For NVIDIA the path is CUDA-backed llama.cpp; for AMD discrete it’s the ROCm toolbox image. Both go through the same slot lifecycle as Strix Halo — what changes is dedicated VRAM vs the unified pool.

  • primary: Qwen3-Coder-30B-A3B-Instruct-Q4_K_M (~18.6 GB) or any Q4 ~30B chat — comfortable with a 16–32k context.
  • embed: nomic-embed-text-v2-moe-Q4_K_M (~140 MB) co-resident.
  • Q4 70B (Hermes-4-70B / Llama-3.3-70B) is feasible but tight with partial CPU offload; expect lower tok/s than VRAM-resident inference.
  • Trade vs Strix Halo: no headroom for a hot STT/TTS slot alongside a 30B primary.
  • primary: Qwen3-30B-A3B-Instruct-2507-Q4_K_M (~18.6 GB) fits with shorter context, or gemma-3-12b-it-Q4_K_M (~6.6 GB) for a longer window.
  • embed: small Q4 embed only (nomic-embed-text-v2-moe ~140 MB).
  • Q4 70B requires partial CPU offload — works, but drops well below VRAM-resident speeds.
  • Trade vs 5090: tighter context budgets at the same model size.
  • primary: gemma-3-12b-it-Q4_K_M (~6.6 GB) or Hermes-4-14B-Q4_K_M (~9 GB).
  • embed: nomic-embed-text-v2-moe-Q4_K_M (~140 MB) leaves several GB for a ~16k context.
  • Q4 32B class (Qwen3-30B-A3B) is offload-only here — workable occasionally, not as a daily driver.
  • Trade vs 24 GB cards: keep the primary at ~13B class for a smooth experience.

NVIDIA RTX 3080 / AMD RX 7900 XT / XTX (10–24 GB VRAM)

Section titled “NVIDIA RTX 3080 / AMD RX 7900 XT / XTX (10–24 GB VRAM)”
  • primary: a 4–14B Q4 — Hermes-4-14B-Q4_K_M, gemma-3-12b-it-Q4_K_M, or Qwen3-4B-Instruct-2507-Q4_K_M (~2.5 GB) for low-latency.
  • embed: small Q4 embed if the card has 16 GB+; skip on 10–12 GB cards.
  • AMD route is hal0-toolbox-rocm; NVIDIA stays on the CUDA llama.cpp build.
  • Trade: one slot at a time is the norm — no simultaneous primary + embed + audio.
  • primary: gemma-3-1b-it-Q4_K_M (~0.7 GB) or Qwen3-4B-Instruct-2507-Q4_K_M (~2.5 GB) for a snappier feel. fallback: Phi-3-mini-4k-instruct-q4.gguf (~2.4 GB, the curated default).
  • embed: nomic-embed-text-v2-moe-Q4_K_M (~140 MB) — runs fine on CPU.
  • No stt / tts slots — Moonshine and Kokoro are technically CPU-capable but streaming audio at usable latency wants at least an iGPU.
  • Expect: a few tok/s on chat, fine for occasional Q&A and dev smoke; not the streaming experience.
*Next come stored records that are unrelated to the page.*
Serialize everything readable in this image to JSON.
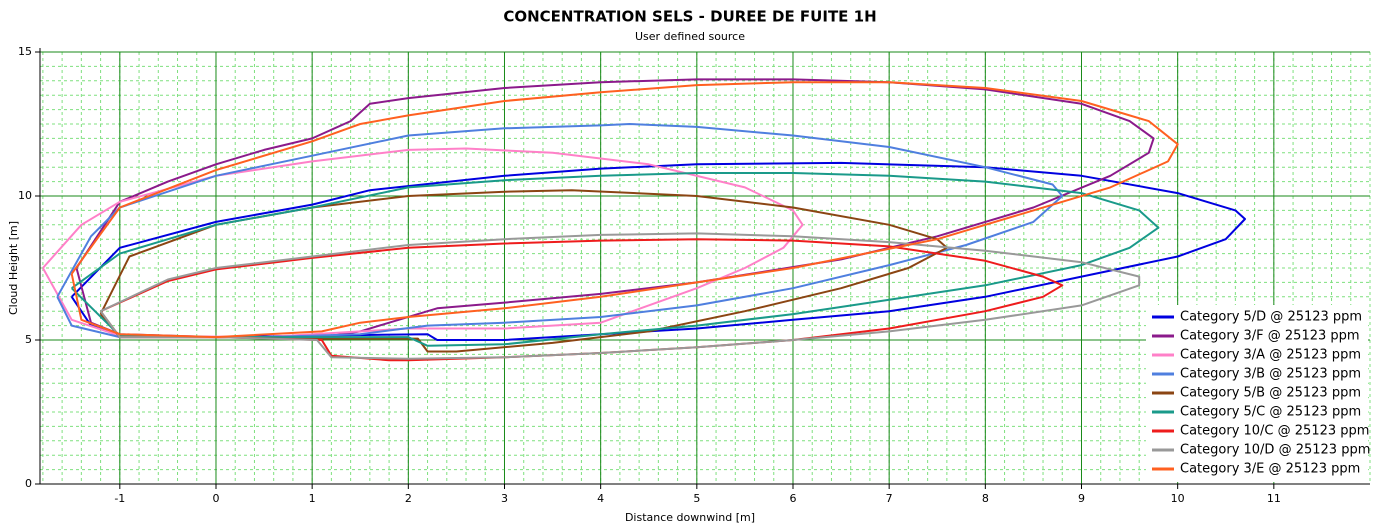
{
  "chart_data": {
    "type": "line",
    "title": "CONCENTRATION SELS - DUREE DE FUITE 1H",
    "subtitle": "User defined source",
    "xlabel": "Distance downwind [m]",
    "ylabel": "Cloud Height [m]",
    "xlim": [
      -1.83,
      12.0
    ],
    "ylim": [
      0,
      15
    ],
    "xticks": [
      -1,
      0,
      1,
      2,
      3,
      4,
      5,
      6,
      7,
      8,
      9,
      10,
      11
    ],
    "yticks": [
      0,
      5,
      10,
      15
    ],
    "grid": true,
    "legend": "lower right",
    "series": [
      {
        "name": "Category 5/D @ 25123 ppm",
        "color": "#0000e0",
        "x": [
          -1.5,
          -1,
          0,
          1,
          1.6,
          3,
          4,
          5,
          6.5,
          8,
          9,
          10,
          10.6,
          10.7,
          10.5,
          10,
          9,
          8,
          7,
          6,
          5,
          4,
          3,
          2.3,
          2.2,
          1,
          0,
          -1,
          -1.3,
          -1.5
        ],
        "values": [
          6.5,
          8.2,
          9.1,
          9.7,
          10.2,
          10.7,
          10.95,
          11.1,
          11.15,
          11.0,
          10.7,
          10.1,
          9.5,
          9.2,
          8.5,
          7.9,
          7.2,
          6.5,
          6.0,
          5.7,
          5.4,
          5.2,
          5.0,
          5.0,
          5.2,
          5.15,
          5.1,
          5.15,
          5.5,
          6.5
        ]
      },
      {
        "name": "Category 3/F @ 25123 ppm",
        "color": "#8b1a8b",
        "x": [
          -1.45,
          -1,
          -0.5,
          0,
          0.5,
          1,
          1.4,
          1.6,
          2,
          3,
          4,
          5,
          6,
          7,
          8,
          9,
          9.5,
          9.75,
          9.7,
          9.3,
          8.5,
          7.5,
          6.5,
          5,
          4,
          3,
          2.3,
          1.8,
          1.5,
          1,
          0,
          -1,
          -1.3,
          -1.45
        ],
        "values": [
          7.5,
          9.8,
          10.5,
          11.1,
          11.6,
          12.0,
          12.6,
          13.2,
          13.4,
          13.75,
          13.95,
          14.05,
          14.05,
          13.95,
          13.7,
          13.2,
          12.6,
          12.0,
          11.5,
          10.7,
          9.6,
          8.6,
          7.8,
          7.0,
          6.6,
          6.3,
          6.1,
          5.6,
          5.3,
          5.05,
          5.1,
          5.2,
          5.6,
          7.5
        ]
      },
      {
        "name": "Category 3/A @ 25123 ppm",
        "color": "#ff80c8",
        "x": [
          -1.8,
          -1.4,
          -1,
          0,
          1,
          2,
          2.6,
          3.5,
          4.5,
          5.5,
          6,
          6.1,
          5.9,
          5.5,
          5,
          4.5,
          4,
          3,
          2,
          1.5,
          0.5,
          -1,
          -1.5,
          -1.8
        ],
        "values": [
          7.5,
          9.0,
          9.8,
          10.7,
          11.2,
          11.6,
          11.65,
          11.5,
          11.1,
          10.3,
          9.5,
          9.0,
          8.2,
          7.5,
          6.8,
          6.2,
          5.6,
          5.4,
          5.4,
          5.3,
          5.1,
          5.15,
          5.7,
          7.5
        ]
      },
      {
        "name": "Category 3/B @ 25123 ppm",
        "color": "#4f7fdf",
        "x": [
          -1.65,
          -1.3,
          -1,
          0,
          1,
          2,
          3,
          4,
          4.3,
          5,
          6,
          7,
          8,
          8.7,
          8.8,
          8.5,
          7.8,
          7,
          6,
          5,
          4,
          3,
          2.2,
          1.5,
          0.5,
          -1,
          -1.5,
          -1.65
        ],
        "values": [
          6.5,
          8.6,
          9.6,
          10.7,
          11.4,
          12.1,
          12.35,
          12.45,
          12.5,
          12.4,
          12.1,
          11.7,
          11.0,
          10.4,
          10.0,
          9.1,
          8.3,
          7.6,
          6.8,
          6.2,
          5.8,
          5.6,
          5.5,
          5.2,
          5.1,
          5.1,
          5.5,
          6.5
        ]
      },
      {
        "name": "Category 5/B @ 25123 ppm",
        "color": "#8b4513",
        "x": [
          -1.2,
          -0.9,
          0,
          1,
          2,
          3,
          3.7,
          5,
          6,
          7,
          7.5,
          7.6,
          7.2,
          6.5,
          5.5,
          4.5,
          3.5,
          2.5,
          2.2,
          2.1,
          1,
          0,
          -1,
          -1.2
        ],
        "values": [
          5.9,
          7.9,
          9.0,
          9.6,
          10.0,
          10.15,
          10.2,
          10.0,
          9.6,
          9.0,
          8.5,
          8.2,
          7.5,
          6.8,
          6.0,
          5.3,
          4.9,
          4.6,
          4.6,
          5.05,
          5.05,
          5.1,
          5.1,
          5.9
        ]
      },
      {
        "name": "Category 5/C @ 25123 ppm",
        "color": "#1a9a8a",
        "x": [
          -1.5,
          -1,
          0,
          1,
          2,
          3,
          4,
          5,
          6,
          7,
          8,
          9,
          9.6,
          9.8,
          9.5,
          9,
          8,
          7,
          6,
          5,
          4,
          3,
          2.2,
          2,
          1,
          0,
          -1,
          -1.5
        ],
        "values": [
          6.8,
          8.0,
          9.0,
          9.6,
          10.3,
          10.55,
          10.7,
          10.8,
          10.8,
          10.7,
          10.5,
          10.1,
          9.5,
          8.9,
          8.2,
          7.6,
          6.9,
          6.4,
          5.9,
          5.5,
          5.2,
          4.85,
          4.8,
          5.1,
          5.1,
          5.1,
          5.15,
          6.8
        ]
      },
      {
        "name": "Category 10/C @ 25123 ppm",
        "color": "#ee1c1c",
        "x": [
          -1.2,
          -0.5,
          0,
          1,
          2,
          3,
          4,
          5,
          6,
          7,
          8,
          8.6,
          8.8,
          8.6,
          8,
          7,
          6,
          5,
          4,
          3,
          2,
          1.8,
          1.2,
          1.1,
          0,
          -1,
          -1.2
        ],
        "values": [
          6.0,
          7.05,
          7.45,
          7.85,
          8.2,
          8.35,
          8.45,
          8.5,
          8.45,
          8.25,
          7.75,
          7.2,
          6.9,
          6.5,
          6.0,
          5.4,
          5.0,
          4.75,
          4.55,
          4.4,
          4.3,
          4.3,
          4.45,
          5.0,
          5.1,
          5.1,
          6.0
        ]
      },
      {
        "name": "Category 10/D @ 25123 ppm",
        "color": "#999999",
        "x": [
          -1.2,
          -0.5,
          0,
          1,
          2,
          3,
          4,
          5,
          6,
          7,
          8,
          9,
          9.6,
          9.6,
          9,
          8,
          7,
          6,
          5,
          4,
          3,
          2,
          1.2,
          1.05,
          0,
          -1,
          -1.2
        ],
        "values": [
          6.0,
          7.1,
          7.5,
          7.9,
          8.3,
          8.5,
          8.65,
          8.7,
          8.6,
          8.4,
          8.1,
          7.7,
          7.2,
          6.9,
          6.2,
          5.7,
          5.3,
          5.0,
          4.75,
          4.55,
          4.4,
          4.35,
          4.4,
          5.0,
          5.1,
          5.1,
          6.0
        ]
      },
      {
        "name": "Category 3/E @ 25123 ppm",
        "color": "#ff6020",
        "x": [
          -1.5,
          -1,
          0,
          1,
          1.5,
          2,
          3,
          4,
          5,
          6,
          7,
          8,
          9,
          9.7,
          10,
          9.9,
          9.3,
          8.5,
          7.5,
          6,
          5,
          4,
          3,
          2,
          1.5,
          1.1,
          0,
          -1,
          -1.4,
          -1.5
        ],
        "values": [
          7.3,
          9.6,
          10.9,
          11.9,
          12.5,
          12.8,
          13.3,
          13.6,
          13.85,
          13.95,
          13.95,
          13.75,
          13.3,
          12.6,
          11.8,
          11.2,
          10.3,
          9.5,
          8.5,
          7.5,
          7.0,
          6.5,
          6.1,
          5.8,
          5.6,
          5.3,
          5.1,
          5.2,
          5.7,
          7.3
        ]
      }
    ]
  }
}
Strix Halo’s unified pool is what unlocks the 70B Q4 and large / agentic tiers; on discrete cards you trade ceiling for raw tok/s on smaller models. hal0 picks the right provider automatically based on probe (hal0/hardware/probe.py/etc/hal0/hardware.json → slot defaults).

Loadouts are starting points. Every real install ends up tweaked.